The average of $\mu$, call it ${\rm E}(\mu)$, is twice the average number of maximal all-0 polyominos; so the limit of ${\rm E}(\mu) / n^2$ is twice the expected number of maximal all-0 polyominos per unit area of a large square. That limit is the special case $p=q=1/2$ of the expected number, call it $\epsilon(p)$, of maximal all-0 polyominos per unit area when each entry is independently 0 or 1 with probability $p,q$ respectively ($p+q = 1$). We can approximate $\epsilon(p)$ by writing it as a sum $\sum_P \epsilon_P(p)$ over all possible polyomino shapes $P$, and calculating partial sums over all $P$ of size at most $k$.
The contribution $\epsilon_P(p)$ is $p^{|P|} q^{|\delta(P)|}$, where $|P|$ is the size of $P$, and $|\delta(P)|$ is the number of cells at distance $1$ from $P$. (We do not identify different orientations; for example, for $k=4$ there is one square $P$, two straight ones, four S/Z shaped tetrominos, four T-shaped, and eight that are L-shaped.) So we seek $\sum_P p^{|P|} q^{|\delta(P)|}$. Note that $\sum_P |P| p^{|P|} q^{|\delta(P)|} = p$ because this is just the expected number of 0 entries per unit area.
The analysis so far works in any dimension; for example, in dimension $1$ there is a unique $P$ of each size $k \geq 1$, and $|\delta(P)| = 2$ always, so $\epsilon(p) = \sum_{k=1}^\infty p^k q^2 = p q^2/(1-p) = p q$ (and indeed $\sum_{k=1}^\infty k p^k q^2 = p q^2/(1-p)^2 = p$). For example, $\epsilon(1/2) = 1/4$, and the expected number of maximal all-0 or all-1 strings in a random bitstring of length $n$ is asymptotically $2\epsilon(1/2) n = n/2$. (Exercise [noted in my comment]: in fact that expected number is exactly $(n+1)/2$. What happens for arbitrary $p$?)

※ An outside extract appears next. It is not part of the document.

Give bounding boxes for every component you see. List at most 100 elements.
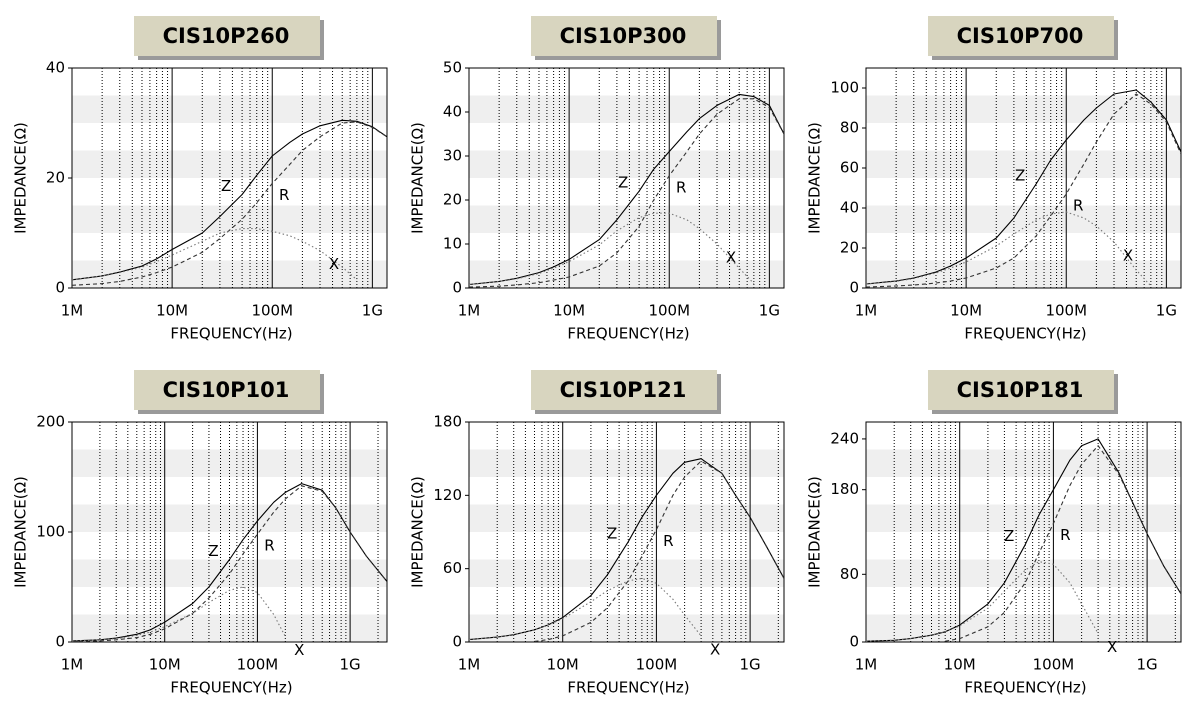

In dimension $2$, the sum of $\epsilon_P(p)$ over $|P| \leq 4$ is $$ p q^4 + 2 p^2 q^6 + p^3 (2 q^8 + 4 q^7) + p^4 (q^8 + 2 q^{10} + 4 q^8 + 4 q^8 + 8 q^9), $$ and the sum of $|P| \epsilon_p(P)$ up to $|P| \leq 4$ is obtained from by multiplying the $k$-th term by $k$ ($k=1,2,3,4$), and comes to $p - 315 p^5 + 1824 p^6 - 4848 p^7 + \cdots$. (The coefficient $315$ seems to come from the number of rooted 5-ominos, see https://oeis.org/A048664 .) For $p=1/2$ these sums are only $387/2^{13}$ and $612/2^{13}$ respectively. It follows that the $|P| \geq 5$ terms must contribute $1/2 - 612/2^{13}$ to the sum of $|P| \epsilon_p(P)$, and thus can contribute at most $1/5$ of that to the sum of $\epsilon_p(P)$. We conclude that $$ \frac{387}{2^{13}} < \epsilon(1/2) < \frac{387}{2^{13}} + \frac15 \left( \frac12 - \frac{612}{2^{13}} \right) = \frac{5419}{40960}; $$ numerically these bounds are $0.04724+$ and just under $0.1323$. Hence the answer to the OP's question is between $0.09448$ and $0.2646$, as claimed.
Polyominos have been tabulated well beyond $k=4$. It must be feasible to compute $\sum_{|P| \leq k} \epsilon_P(1/2)$ and $\sum_{|P| \leq k} |P| \epsilon_P(1/2)$ for $k$ large enough to obtain a reasonably close approximation to $\epsilon(1/2)$, and thus to the value $2\epsilon(1/2)$ of the limit that the OP seeks.